I am Karishma Singh Kelsey, a social justice advocate, educator of enterprise, business and design, a social restoration fashion entrepreneur, designer and a community builder
Through a post growth, systems thinking lens, my mission is to explore plural possibilities for post growth fashion systems ,through indigenous systems design rooted in self, education,and enterprise, that encourage us to look at alternative ways of living with our clothes that respect ecological limits.

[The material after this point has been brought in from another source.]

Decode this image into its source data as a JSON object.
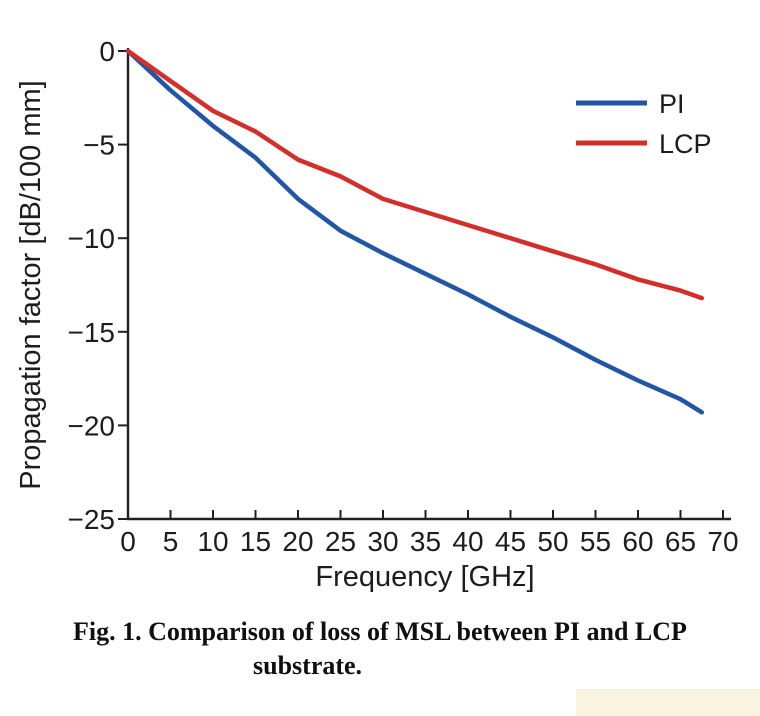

As a child born in the inequality and injustice of Apartheid South Africa, I became a proponent of true equality, plurality and inclusion at a young age starting as an underground, grassroots youth activist for equal rights, to the creation of a disruptive social enterprise of fashion called Karishma Design. I bring to the table 30 years of wisdom, knowledge, empathy, a collaborative spirit and understanding from working in the corporate fashion system as a retail designer in the business of fashion, to working with a diverse range of ethic minorities including: indigenous groups of artisans, farmers, makers and crafters from the remote villages of Southern and central Africa to far off mountain villages of South East Asia, South Asia, and now the Pacific.
In 2003, I founded the social enterprise, Karishma Design, a vehicle for disrupting and democratizing the current fashion system through socio-economic restoration. I have had the opportunity to travel the globe and work with both large production houses in China as well as micro businesses and artisans in using a variety of indigenous wisdoms to co-create slow fashion ranges from waste textiles (before this was trendy). These projects were a continuous process of learning and unlearning. This socially and culturally empowered framework on business is what we have termed dharmic/conscious enterprise, and is the foundation upon which Karishma Design was created. As part of our equity building strategy, we developed micro-manufacturing and skills learning workshops owned and operated by the artisanal communities with whom we co-created. These spaces were led by women or other marginalized groups such as the LBGTQ+ and people with disability, with the intention for these spaces to create social economic opportunity whilst protecting and preserving their own indigenous values and ways of being.
This journey has led to the development of an online course with Clare Press, of the Wardrobe Crisis Academy, on co-creation with artisans- business through an indigenous, decolonial lens that will be launched later this this year,
It is also the basis of a tool kit called Miraculous Me, provoking change through the spiritual reconnection to self, using style activism and the creative expression of getting dressed in a body that is radically loved no matter its shape, size and color, as the vehicle for this paradigm shift. Our provocation being, “What would the world look like if we all wore whatever we wanted and were embraced as creative artworks?” A 6 week program dedicated for teenagers is currently been trailed in 2 high schools in Aotearoa.
I am a board member and co- secretary of the Union of Concerned Researchers in Fashion, an international organisation of makers, researchers, entrepreneurs, students, thought leaders and disruptors, working towards systems change in fashion. I am an active committee member of Fashion Act Now an international activist group standing against growth based fashion systems.
I am apart of the working group for Fashion Revolution, a global movement working towards a post growth fashion world. Finally I am an ambassador for Remake, advocating for workers rights, a global community working towards a the end of modern day slavery in fashion.
In order to balance my equity building/social activism, I am an educator of business, fashion design technology and performing arts, with 21 years of international education experiences, teaching all ages of students in Germany, Taiwan, South Africa, China, Indonesia and New Zealand. Since 2012 my educational journey in New Zealand has involved me being an Applied Business Lecturer for Whitireia, Auckland, New Zealand. During this time my focus was on creating stimulating, culturally inclusive learner focused academic environments that brought real business industry practices into multi-lingual, and multicultural classrooms. Driven by a strong desire to create truly equitable, decolonized classrooms with a particular focus on bridging the inequality gaps with Aotearoa’s Maori students’ success rates together with the large body of struggling international students led my research into cultural wisdoms and ways of learning and being. I have presented this research and teaching methodologies at several international and local conferences and have published papers in international journals since 2015. My research in creating systemic changes in education through the embedding of indigenous knowledge frameworks, namely Matauranga Maori, Ubuntu and Dharmic Economics, is now one of the strands for my PHD research.
Showcased designer at the New Zealand Eco Fashion Week in 2013, 2015.
Showcased designer for the MTN D u r b a n F a s h i o n W e e k , International Women’s Day, SMME Trade Fair in South Africa in 2008.
Selected as a showcased designer in Washington D.C. for Barack Obama’s Presidential Inauguration Ball-January 2009.
Featured in several publications in Taiwan and South such as ELLE, Cosmopolitan, Marie Claire and O Magazine from 2003 to 2011.
Academic Leadership Scholarship as the design ambassador of the Durban University of Technology’s Design department in Manchester Metropolitan University, UK-1997.
Special guest designer for the opening of the ICC in Durban in 1993 hosting Nelson Mandela. Awarded the Greyville Young Designer Fashion Award for Best Design in 1997.
Design made from mesh bags, waste fabric and woven grass curtains. Bartel Young Designer Awards for best product made from recycled material in 1993.